There are some other important actors taking part of the sourdough fermentation.

One of them is enzymes. Enzyme is a protein found in flour. It acts as a catalyst that assists in breaking down starch (complex sugar) into glucose. It is also present in saliva, so when we chew bread we release sugar that provides a relative sweet taste.


Gluten gives the crumb its texture and elasticity


Gluten is a protein that is naturally present in wheat grain. It gives the crumb its texture and elasticity. Once water is added to flour, gluten is activated and develops a network of strands. Heat and Kneading (or stretch and fold) also help in this process.

Once the fermentation begins, CO2 released by the process is trapped by the gluten network and the dough starts to develop.

Just in case you've wondered, the strength and elasticity of gluten in flour is measured in the baking industry using a farinograph.

Many people in recent years have developed severe gluten intolerance, also called celiac disease. Some studies have shown that sourdough bread is easier to digest than commercial bread and can help alleviate mild gluten intolerance.

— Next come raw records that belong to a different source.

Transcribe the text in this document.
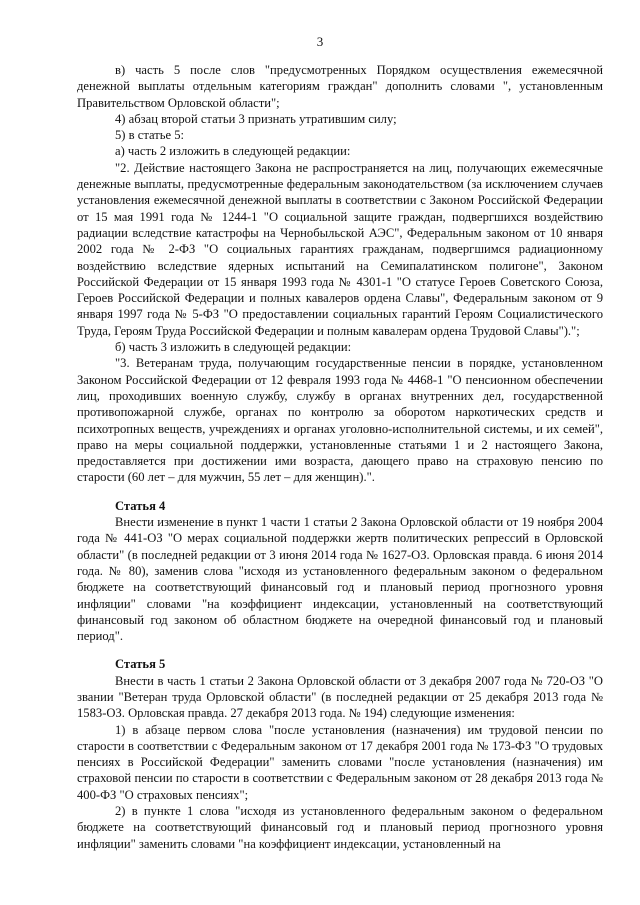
3

в) часть 5 после слов "предусмотренных Порядком осуществления ежемесячной денежной выплаты отдельным категориям граждан" дополнить словами ", установленным Правительством Орловской области";

4) абзац второй статьи 3 признать утратившим силу;

5) в статье 5:

а) часть 2 изложить в следующей редакции:

"2. Действие настоящего Закона не распространяется на лиц, получающих ежемесячные денежные выплаты, предусмотренные федеральным законодательством (за исключением случаев установления ежемесячной денежной выплаты в соответствии с Законом Российской Федерации от 15 мая 1991 года № 1244-1 "О социальной защите граждан, подвергшихся воздействию радиации вследствие катастрофы на Чернобыльской АЭС", Федеральным законом от 10 января 2002 года № 2-ФЗ "О социальных гарантиях гражданам, подвергшимся радиационному воздействию вследствие ядерных испытаний на Семипалатинском полигоне", Законом Российской Федерации от 15 января 1993 года № 4301-1 "О статусе Героев Советского Союза, Героев Российской Федерации и полных кавалеров ордена Славы", Федеральным законом от 9 января 1997 года № 5-ФЗ "О предоставлении социальных гарантий Героям Социалистического Труда, Героям Труда Российской Федерации и полным кавалерам ордена Трудовой Славы").";

б) часть 3 изложить в следующей редакции:

"3. Ветеранам труда, получающим государственные пенсии в порядке, установленном Законом Российской Федерации от 12 февраля 1993 года № 4468-1 "О пенсионном обеспечении лиц, проходивших военную службу, службу в органах внутренних дел, государственной противопожарной службе, органах по контролю за оборотом наркотических средств и психотропных веществ, учреждениях и органах уголовно-исполнительной системы, и их семей", право на меры социальной поддержки, установленные статьями 1 и 2 настоящего Закона, предоставляется при достижении ими возраста, дающего право на страховую пенсию по старости (60 лет – для мужчин, 55 лет – для женщин).".

Статья 4

Внести изменение в пункт 1 части 1 статьи 2 Закона Орловской области от 19 ноября 2004 года № 441-ОЗ "О мерах социальной поддержки жертв политических репрессий в Орловской области" (в последней редакции от 3 июня 2014 года № 1627-ОЗ. Орловская правда. 6 июня 2014 года. № 80), заменив слова "исходя из установленного федеральным законом о федеральном бюджете на соответствующий финансовый год и плановый период прогнозного уровня инфляции" словами "на коэффициент индексации, установленный на соответствующий финансовый год законом об областном бюджете на очередной финансовый год и плановый период".

Статья 5

Внести в часть 1 статьи 2 Закона Орловской области от 3 декабря 2007 года № 720-ОЗ "О звании "Ветеран труда Орловской области" (в последней редакции от 25 декабря 2013 года № 1583-ОЗ. Орловская правда. 27 декабря 2013 года. № 194) следующие изменения:

1) в абзаце первом слова "после установления (назначения) им трудовой пенсии по старости в соответствии с Федеральным законом от 17 декабря 2001 года № 173-ФЗ "О трудовых пенсиях в Российской Федерации" заменить словами "после установления (назначения) им страховой пенсии по старости в соответствии с Федеральным законом от 28 декабря 2013 года № 400-ФЗ "О страховых пенсиях";

2) в пункте 1 слова "исходя из установленного федеральным законом о федеральном бюджете на соответствующий финансовый год и плановый период прогнозного уровня инфляции" заменить словами "на коэффициент индексации, установленный на
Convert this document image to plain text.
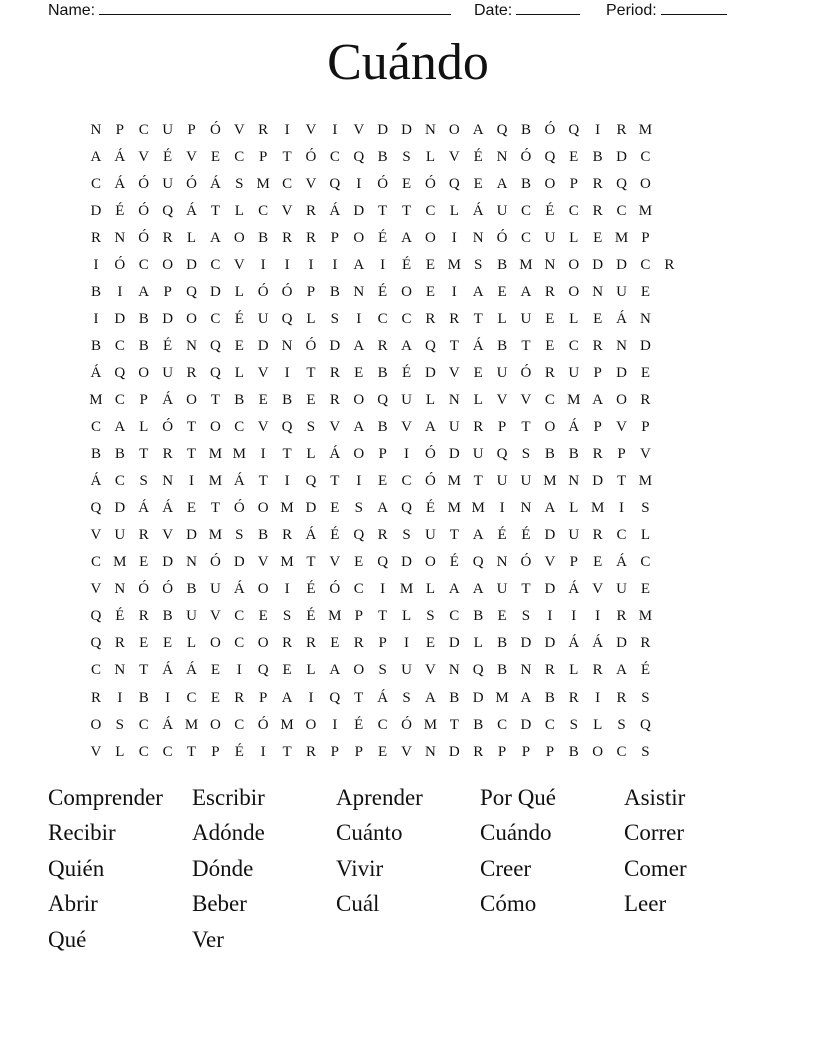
Name:	Date:	Period:
Cuándo
N P C U P Ó V R	I	V	I	V D D N O A Q B Ó Q	I	R M
A Á V É V E C P	T Ó C Q B S	L V É N Ó Q E B D C
C Á Ó U Ó Á S M C V Q	I	Ó E Ó Q E A B O P R Q O
D É Ó Q Á T L C V R Á D T T C L Á U C É C R C M
R N Ó R L A O B R R P O É A O	I	N Ó C U L E M P
I	Ó C O D C V	I	I	I	I	A	I	É E M S B M N O D D C R
B	I	A P Q D L Ó Ó P B N É O E	I	A E A R O N U E
I	D B D O C É U Q L	S	I	C C R R T L U E L E Á N
B C B É N Q E D N Ó D A R A Q T Á B T E C R N D
Á Q O U R Q L V	I	T R E B É D V E U Ó R U P D E
M C P Á O T B E B E R O Q U L N L V V C M A O R
C A L Ó T O C V Q S V A B V A U R P	T O Á P V P
B B T R T M M I	T L Á O P	I	Ó D U Q S B B R P V
Á C S N	I M Á T	I	Q T	I	E C Ó M T U U M N D T M
Q D Á Á E T Ó O M D E	S A Q É M M I	N A L M I	S
V U R V D M S B R Á É Q R S U T A É É D U R C L
C M E D N Ó D V M T V E Q D O É Q N Ó V P	E Á C
V N Ó Ó B U Á O	I	É Ó C	I M L A A U T D Á V U E
Q É R B U V C E	S	É M P	T L	S C B E	S	I	I	I	R M
Q R E E L O C O R R E R P	I	E D L B D D Á Á D R
C N T Á Á E	I	Q E L A O S U V N Q B N R L R A É
R	I	B	I	C E R P A	I	Q T Á S A B D M A B R	I	R S
O S C Á M O C Ó M O	I	É C Ó M T B C D C S	L	S Q
V L C C T	P	É	I	T R P	P	E V N D R P	P	P B O C S
Comprender	Escribir	Aprender	Por Qué	Asistir
Recibir	Adónde	Cuánto	Cuándo	Correr
Quién	Dónde	Vivir	Creer	Comer
Abrir	Beber	Cuál	Cómo	Leer
Qué	Ver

What happens during the baking process?


Unlike some other fermented food, bread does not contain any live culture: the yeast dies at about 130F. Air pockets set, pockets "set", giving the baked product a soft and spongy texture. Ethanol and water evaporates, and gas cells expand with the heat. This process is called the oven spring, and occurs in the first 10 min of baking. Excess gas escapes following the scoring pattern. Gluten coagulates to give the bread its final shape. Sugar caramelizes at the surface giving the crust its beautiful roasted color.